Transcription is regulated through a dynamic interplay of DNA-associated proteins, and the composition of gene-regulatory complexes is subject to continuous adjustments. Protein alterations include post-translational modifications and elimination of individual polypeptides. Spatially and temporally controlled protein removal is, therefore, essential for gene regulation and accounts for the short half-life of many transcription factors. The ubiquitin-proteasome system is responsible for site- and target-specific ubiquitination and protein degradation. Specificity of ubiquitination is conferred by ubiquitin ligases. Cullin-RING complexes, the largest family of ligases, require multi-unit assembly around one of seven cullin proteins. To investigate the direct role of cullins in ubiquitination of DNA-bound proteins and in gene regulation, we analyzed their subcellular locations and DNA-affinities. We found CUL4A and CUL7 to be largely excluded from the nucleus, whereas CUL4B was primarily nuclear. CUL1,2,3, and 5 showed mixed cytosolic and nuclear expression.
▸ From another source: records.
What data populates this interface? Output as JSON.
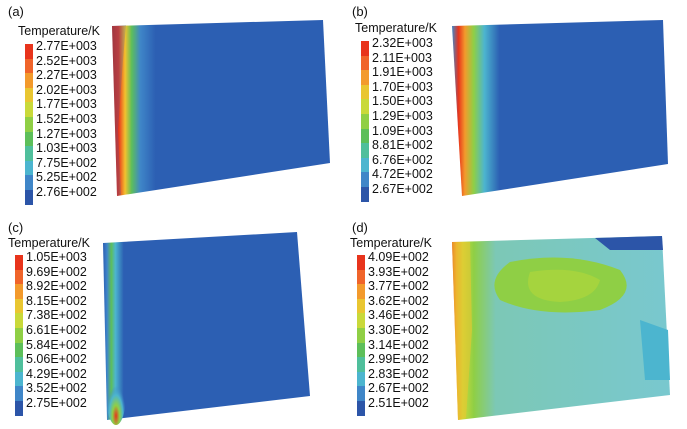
{
  "panels": [
    {
      "id": "a",
      "label": "(a)",
      "legend_title": "Temperature/K",
      "values": [
        "2.77E+003",
        "2.52E+003",
        "2.27E+003",
        "2.02E+003",
        "1.77E+003",
        "1.52E+003",
        "1.27E+003",
        "1.03E+003",
        "7.75E+002",
        "5.25E+002",
        "2.76E+002"
      ]
    },
    {
      "id": "b",
      "label": "(b)",
      "legend_title": "Temperature/K",
      "values": [
        "2.32E+003",
        "2.11E+003",
        "1.91E+003",
        "1.70E+003",
        "1.50E+003",
        "1.29E+003",
        "1.09E+003",
        "8.81E+002",
        "6.76E+002",
        "4.72E+002",
        "2.67E+002"
      ]
    },
    {
      "id": "c",
      "label": "(c)",
      "legend_title": "Temperature/K",
      "values": [
        "1.05E+003",
        "9.69E+002",
        "8.92E+002",
        "8.15E+002",
        "7.38E+002",
        "6.61E+002",
        "5.84E+002",
        "5.06E+002",
        "4.29E+002",
        "3.52E+002",
        "2.75E+002"
      ]
    },
    {
      "id": "d",
      "label": "(d)",
      "legend_title": "Temperature/K",
      "values": [
        "4.09E+002",
        "3.93E+002",
        "3.77E+002",
        "3.62E+002",
        "3.46E+002",
        "3.30E+002",
        "3.14E+002",
        "2.99E+002",
        "2.83E+002",
        "2.67E+002",
        "2.51E+002"
      ]
    }
  ],
  "colormap": [
    "#e8341c",
    "#f0642a",
    "#f39a2c",
    "#e9c631",
    "#c9d93a",
    "#8fcf45",
    "#5dbf5a",
    "#4fbf9c",
    "#4cb5cf",
    "#3f86c8",
    "#2c55a8"
  ]
}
When analyzing chromatin affinity of individual cullins, we discovered that CUL1 preferentially associated with active promoter sequences and co-localized with 23% of all DNA-associated protein degradation sites. CUL1 co-distributed with c-MYC and specifically repressed nuclear-encoded mitochondrial and splicing-associated genes. These studies underscore the relevance of spatial control in chromatin-associated protein ubiquitination and define a novel role for CUL1 in gene repression.